Junie gets ridden sporadically, not just by me. but NO ONE asks her to leave the yard or at best, the pasture. We headed up and headed out and the battle was on, the first three miles. By then, I had found the bean field across the road provides some wonderful riding and takes me up to town where I want to cross the busy highway without having to step foot on the equally busy and far to fast county road.
Five miles into the ride, I liked her. She looked askance here and there, and she expressed her concern over how far she was getting from home by stepping slower and . . . slower . . . and slower. I brought a crop for just in case and it patted a little rhythm on her chubby pony butt till she saw the error of her ways.
We made 7.03 miles! Not bad for her maiden voyage!
So fat, she is that I had to be very careful to stay dead in the middle of her or the saddle would tilt and roll! A few more days like this and we will see a different Junebug!
Now, it’s Royal’s turn. I had carried some anxiety about taking him out by ourselves, but Junebug beat the worry out of me and I was relaxed in spite of myself. A little groundwork (no buck today as he first picked up his canter . . . good sign!) and I step on from the mounting block (knee WAY too stiff by now to bend that high!) and we head off down the drive.
I am prepared for spooks. balks and resistance as he realizes no one is coming with us. What I get are beautiful curly ears pricked forward as he eagerly scans the horizon. Where we goin’ Ter?Do we have to go so SLOW?
Well, no Royal, we don’t! Once into the bean field, we pick up a rising trot. I am still on guard for those sudden darts and spooks, but really there was not so much of that.
I rode this willing, forward lovely horse today. He is the dream horse I gave Ginger a new zip code in order to own. This ride, all by itself, was worth the trade. We played foxhunter up the terraces, extending his baby doll lope just to the edge of his excitement level, and held it there. We encountered a herd of strange horses that ran, bucked, jumped and played a field away from us. If that were not enough, they are accompanied by a mini pony, a donkey and LLAMAS. Big ears, big eyes, what the heck are those and we are back on our way.
6.73 miles for Royal. We will do more tomorrow!
We ride by town but I leave crossing the highway for another day. The sun was threatening to set and vehicles were turning on their headlights. We toured the field three different times and routes, I was mostly looking to get the 3 miles I needed to complete my goal of 10 for the day. On the last round, we were just having too much fun, so we headed up the county road, south, this time, to see what might lie that way . . .
A barking dog, not worth much energy, a log beside the road that was, and I put him into the heavy soil of the nearby cornfield to let some of that exuberance wear itself out a little. Different colored piles of dirt were pretty scary and worth some starts and stops, a few jolting enough to make me grateful for how easy he is to pull up at the end of them. On the way back, he traveled over the top of them.

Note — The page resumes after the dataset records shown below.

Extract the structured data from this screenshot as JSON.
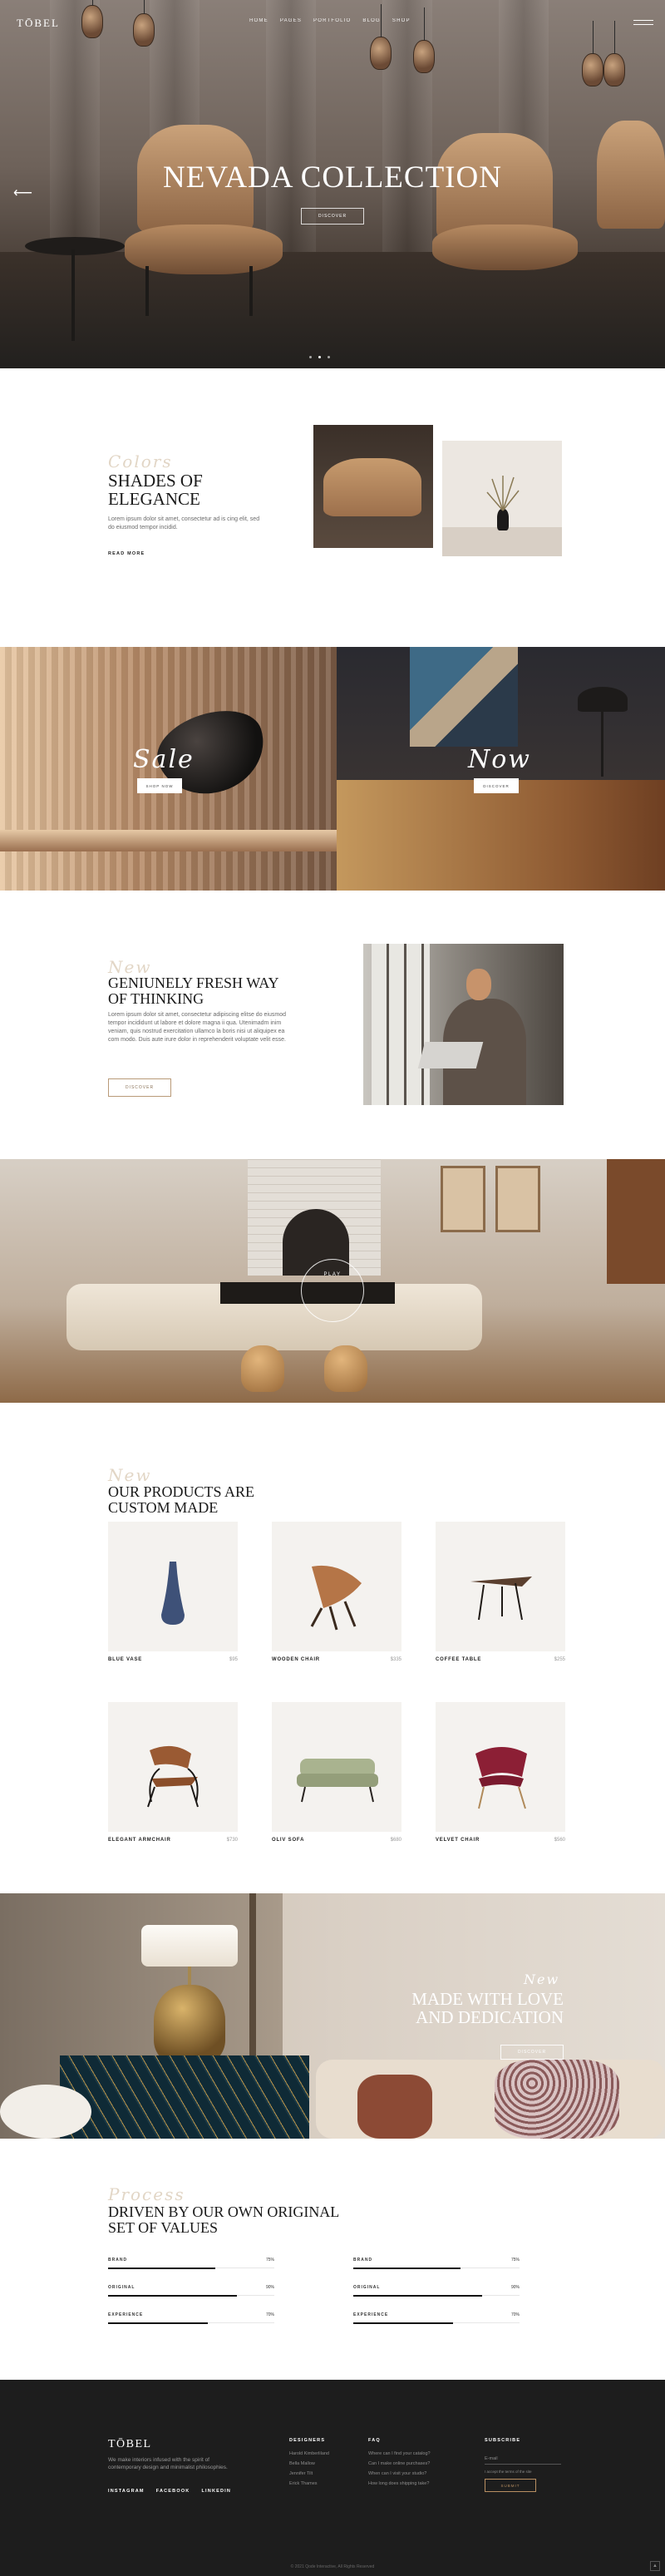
{
  "header": {
    "logo": "TŌBEL",
    "menu": [
      "HOME",
      "PAGES",
      "PORTFOLIO",
      "BLOG",
      "SHOP"
    ],
    "menu_icon": "hamburger-icon"
  },
  "hero": {
    "title": "NEVADA COLLECTION",
    "button": "DISCOVER",
    "prev_icon": "arrow-left-icon"
  },
  "shades": {
    "eyebrow": "Colors",
    "title_1": "SHADES OF",
    "title_2": "ELEGANCE",
    "body": "Lorem ipsum dolor sit amet, consectetur ad is cing elit, sed do eiusmod tempor incidid.",
    "link": "READ MORE"
  },
  "promo": {
    "sale_word": "Sale",
    "sale_button": "SHOP NOW",
    "now_word": "Now",
    "now_button": "DISCOVER"
  },
  "fresh": {
    "eyebrow": "New",
    "title_1": "GENIUNELY FRESH WAY",
    "title_2": "OF THINKING",
    "body": "Lorem ipsum dolor sit amet, consectetur adipiscing elitse do eiusmod tempor incididunt ut labore et dolore magna ii qua. Utenimadm inim veniam, quis nostrud exercitation ullamco la boris nisi ut aliquipex ea com modo. Duis aute irure dolor in reprehenderit voluptate velit esse.",
    "button": "DISCOVER"
  },
  "video": {
    "label": "PLAY",
    "icon": "play-icon"
  },
  "products": {
    "eyebrow": "New",
    "title_1": "OUR PRODUCTS ARE",
    "title_2": "CUSTOM MADE",
    "items": [
      {
        "name": "BLUE VASE",
        "price": "$95"
      },
      {
        "name": "WOODEN CHAIR",
        "price": "$335"
      },
      {
        "name": "COFFEE TABLE",
        "price": "$255"
      },
      {
        "name": "ELEGANT ARMCHAIR",
        "price": "$730"
      },
      {
        "name": "OLIV SOFA",
        "price": "$680"
      },
      {
        "name": "VELVET CHAIR",
        "price": "$560"
      }
    ]
  },
  "dedication": {
    "eyebrow": "New",
    "title_1": "MADE WITH LOVE",
    "title_2": "AND DEDICATION",
    "button": "DISCOVER"
  },
  "values": {
    "eyebrow": "Process",
    "title_1": "DRIVEN BY OUR OWN ORIGINAL",
    "title_2": "SET OF VALUES",
    "bars_left": [
      {
        "label": "BRAND",
        "pct": "75%",
        "value": 0.75
      },
      {
        "label": "ORIGINAL",
        "pct": "90%",
        "value": 0.9
      },
      {
        "label": "EXPERIENCE",
        "pct": "70%",
        "value": 0.7
      }
    ],
    "bars_right": [
      {
        "label": "BRAND",
        "pct": "75%",
        "value": 0.75
      },
      {
        "label": "ORIGINAL",
        "pct": "90%",
        "value": 0.9
      },
      {
        "label": "EXPERIENCE",
        "pct": "70%",
        "value": 0.7
      }
    ]
  },
  "footer": {
    "logo": "TŌBEL",
    "desc": "We make interiors infused with the spirit of contemporary design and minimalist philosophies.",
    "social": [
      "INSTAGRAM",
      "FACEBOOK",
      "LINKEDIN"
    ],
    "designers_title": "DESIGNERS",
    "designers": [
      "Harold Kimberliland",
      "Bella Mallow",
      "Jennifer Tilt",
      "Erick Thames"
    ],
    "faq_title": "FAQ",
    "faq": [
      "Where can I find your catalog?",
      "Can I make online purchases?",
      "When can I visit your studio?",
      "How long does shipping take?"
    ],
    "subscribe_title": "SUBSCRIBE",
    "email_placeholder": "E-mail",
    "privacy": "I accept the terms of the site",
    "submit": "SUBMIT",
    "copyright": "© 2021 Qode Interactive, All Rights Reserved",
    "up_icon": "arrow-up-icon"
  },
  "colors": {
    "accent": "#b88f62",
    "footer_bg": "#1d1d1d",
    "script": "#e2d6c6"
  }
}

I also just acquired knowledge of Royal’s real name and breeding. Heavily Crabbet bred, I could not ask for better than that.
Bey Shazhon is Royal’s sire!!
His momma though . . . A National Show horse. Yes, my Royal is 1/4 American Saddlebred, making him a NSH as well. Not my favorite cross, I know of a couple I like and well . . . he is still him, the love of my equine life, and rides like this one . .. cresting the top of a rise on a horse that wants nothing more than to eat more miles with me . . . well, it does not get much better than this, except wait, it will and in a large part, thanks to the inspiration of the Great Distance Derby of 2012! Ride on, my friends, ride on!